As most people with pets will tell you, the companionship of an animal can be life-changing.
For Kelsey, a youth living at Covenant House, her dog Sugar provides both comfort and purpose. Stress, anxiety and loud noises can trigger seizures in Kelsey. She also struggles with separation anxiety and has trouble being alone. Sugar is helping her manage these challenges.
“Sugar is a huge support and provides all-around comfort to Kelsey. They have a positive relationship to protect each other,” said Shenise, Kelsey’s youth worker at Covenant House.
Youth are responsible financially for providing care to their animals.

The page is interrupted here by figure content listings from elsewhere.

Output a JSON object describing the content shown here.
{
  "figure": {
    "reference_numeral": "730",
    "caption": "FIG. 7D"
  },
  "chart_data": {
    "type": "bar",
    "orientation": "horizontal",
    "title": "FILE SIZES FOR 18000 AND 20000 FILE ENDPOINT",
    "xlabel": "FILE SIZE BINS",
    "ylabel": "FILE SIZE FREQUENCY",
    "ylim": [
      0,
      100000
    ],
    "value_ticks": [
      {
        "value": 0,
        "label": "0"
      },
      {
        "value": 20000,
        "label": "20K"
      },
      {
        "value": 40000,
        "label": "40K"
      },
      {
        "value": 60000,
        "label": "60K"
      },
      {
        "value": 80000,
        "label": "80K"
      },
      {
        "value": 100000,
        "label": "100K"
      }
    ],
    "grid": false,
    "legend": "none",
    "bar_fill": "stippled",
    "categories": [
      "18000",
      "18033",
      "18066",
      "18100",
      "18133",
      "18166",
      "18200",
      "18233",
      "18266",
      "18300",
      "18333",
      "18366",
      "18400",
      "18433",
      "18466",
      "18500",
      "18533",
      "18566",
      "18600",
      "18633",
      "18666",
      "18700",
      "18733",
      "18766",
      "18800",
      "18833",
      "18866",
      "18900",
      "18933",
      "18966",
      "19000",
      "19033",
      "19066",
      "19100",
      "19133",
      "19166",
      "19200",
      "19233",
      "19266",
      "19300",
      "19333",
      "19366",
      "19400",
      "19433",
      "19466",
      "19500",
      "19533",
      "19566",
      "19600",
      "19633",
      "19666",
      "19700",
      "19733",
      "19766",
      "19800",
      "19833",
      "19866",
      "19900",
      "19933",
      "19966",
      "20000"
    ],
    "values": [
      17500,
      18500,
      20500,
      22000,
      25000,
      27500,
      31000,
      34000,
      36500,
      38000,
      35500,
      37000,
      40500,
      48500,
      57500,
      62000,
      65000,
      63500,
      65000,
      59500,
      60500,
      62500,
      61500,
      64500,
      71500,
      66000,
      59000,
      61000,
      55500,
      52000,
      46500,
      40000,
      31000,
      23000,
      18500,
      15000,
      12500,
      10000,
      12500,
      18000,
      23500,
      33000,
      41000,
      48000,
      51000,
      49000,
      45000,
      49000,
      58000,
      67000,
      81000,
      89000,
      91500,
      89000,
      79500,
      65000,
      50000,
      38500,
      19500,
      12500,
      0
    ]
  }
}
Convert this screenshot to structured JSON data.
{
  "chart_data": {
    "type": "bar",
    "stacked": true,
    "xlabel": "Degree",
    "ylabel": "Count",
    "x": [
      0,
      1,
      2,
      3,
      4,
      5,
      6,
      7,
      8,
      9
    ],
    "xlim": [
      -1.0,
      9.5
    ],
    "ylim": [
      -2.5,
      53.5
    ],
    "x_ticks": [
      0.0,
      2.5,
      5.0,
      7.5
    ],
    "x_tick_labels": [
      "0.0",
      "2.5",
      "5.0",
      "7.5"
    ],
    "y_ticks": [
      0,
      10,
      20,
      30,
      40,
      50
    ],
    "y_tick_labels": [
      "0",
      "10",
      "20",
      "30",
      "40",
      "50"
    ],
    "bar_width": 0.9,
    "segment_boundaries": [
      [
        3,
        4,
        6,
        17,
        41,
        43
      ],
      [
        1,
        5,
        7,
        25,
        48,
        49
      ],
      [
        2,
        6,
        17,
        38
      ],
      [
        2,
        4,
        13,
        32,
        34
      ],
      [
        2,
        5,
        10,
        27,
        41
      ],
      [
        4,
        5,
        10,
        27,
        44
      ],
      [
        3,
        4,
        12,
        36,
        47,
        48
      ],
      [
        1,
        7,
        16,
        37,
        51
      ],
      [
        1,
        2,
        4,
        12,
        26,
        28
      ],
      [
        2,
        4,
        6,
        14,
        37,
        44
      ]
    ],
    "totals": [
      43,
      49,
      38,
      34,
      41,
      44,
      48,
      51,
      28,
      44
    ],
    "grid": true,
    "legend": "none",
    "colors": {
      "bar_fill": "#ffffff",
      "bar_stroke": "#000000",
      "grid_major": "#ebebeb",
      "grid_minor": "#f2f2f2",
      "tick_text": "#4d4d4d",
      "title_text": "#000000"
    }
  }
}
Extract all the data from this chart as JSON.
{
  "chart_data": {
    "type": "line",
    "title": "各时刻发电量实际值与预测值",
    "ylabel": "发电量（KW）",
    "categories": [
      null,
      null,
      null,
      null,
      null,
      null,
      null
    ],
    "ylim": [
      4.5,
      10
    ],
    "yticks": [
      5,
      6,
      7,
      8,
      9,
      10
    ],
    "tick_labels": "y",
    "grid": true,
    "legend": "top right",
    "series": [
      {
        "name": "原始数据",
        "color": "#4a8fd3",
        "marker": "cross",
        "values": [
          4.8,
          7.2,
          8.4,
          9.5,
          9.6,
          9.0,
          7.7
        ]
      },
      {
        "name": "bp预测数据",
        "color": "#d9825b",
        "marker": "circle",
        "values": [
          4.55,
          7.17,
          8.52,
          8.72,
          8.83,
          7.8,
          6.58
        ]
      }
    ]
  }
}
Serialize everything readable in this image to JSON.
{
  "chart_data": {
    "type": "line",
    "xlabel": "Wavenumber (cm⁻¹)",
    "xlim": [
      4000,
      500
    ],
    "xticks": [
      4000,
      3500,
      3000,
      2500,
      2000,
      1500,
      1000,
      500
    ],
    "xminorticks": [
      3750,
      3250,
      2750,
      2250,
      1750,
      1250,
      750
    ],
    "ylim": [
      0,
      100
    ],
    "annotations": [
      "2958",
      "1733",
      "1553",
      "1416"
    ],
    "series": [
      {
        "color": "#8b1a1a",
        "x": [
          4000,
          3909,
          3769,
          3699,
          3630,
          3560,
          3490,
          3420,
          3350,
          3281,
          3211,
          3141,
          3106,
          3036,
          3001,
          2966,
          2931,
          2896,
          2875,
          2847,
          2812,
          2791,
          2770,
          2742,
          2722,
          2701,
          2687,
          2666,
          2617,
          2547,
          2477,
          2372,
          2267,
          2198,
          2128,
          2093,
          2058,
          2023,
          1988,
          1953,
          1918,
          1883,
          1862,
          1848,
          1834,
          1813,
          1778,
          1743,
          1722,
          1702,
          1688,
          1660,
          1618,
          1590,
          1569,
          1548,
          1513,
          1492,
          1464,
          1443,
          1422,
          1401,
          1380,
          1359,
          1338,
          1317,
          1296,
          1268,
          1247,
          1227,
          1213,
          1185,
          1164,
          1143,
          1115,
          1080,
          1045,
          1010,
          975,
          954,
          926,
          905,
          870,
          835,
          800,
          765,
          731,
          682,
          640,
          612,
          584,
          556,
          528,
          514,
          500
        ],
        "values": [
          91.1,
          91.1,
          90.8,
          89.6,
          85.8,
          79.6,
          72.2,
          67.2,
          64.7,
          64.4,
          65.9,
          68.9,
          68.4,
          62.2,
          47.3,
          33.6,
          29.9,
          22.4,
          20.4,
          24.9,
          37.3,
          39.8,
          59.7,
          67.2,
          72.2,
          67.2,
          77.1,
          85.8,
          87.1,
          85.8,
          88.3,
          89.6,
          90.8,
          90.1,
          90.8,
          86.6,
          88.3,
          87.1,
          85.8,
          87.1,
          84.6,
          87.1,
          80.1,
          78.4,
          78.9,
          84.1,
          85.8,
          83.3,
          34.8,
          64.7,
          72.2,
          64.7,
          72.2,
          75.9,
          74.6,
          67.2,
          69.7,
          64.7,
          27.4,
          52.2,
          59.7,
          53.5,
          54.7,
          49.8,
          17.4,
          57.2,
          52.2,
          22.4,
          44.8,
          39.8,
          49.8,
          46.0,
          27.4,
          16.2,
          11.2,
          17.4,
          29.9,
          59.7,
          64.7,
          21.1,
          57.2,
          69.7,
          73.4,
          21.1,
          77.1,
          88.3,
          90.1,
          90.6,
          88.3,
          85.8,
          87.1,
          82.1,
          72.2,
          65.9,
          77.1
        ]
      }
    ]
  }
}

Sugar has opened up Kelsey's opportunity to learn life skills, including managing and maintaining a schedule and caring for someone besides herself.
“When our young people are contemplating getting a support animal, we work closely with them to help reflect on their readiness for this undertaking. Companion animals can help youth learn responsibility and provide additional structure to their day,” said Covenant House occupational therapist Maya.
Today, Kelsey’s youth worker is helping her apply to Covenant House’s Cooking for Life program. She’s looking forward to gaining skills to prepare her for a job in the hospitality industry. She also wants to earn her General Education Development (GED) certificate and is working on finding permanent housing.
By providing quiet comfort and companionship, Sugar has provided Kelsey with an extra boost of support as she continues her journey to independence.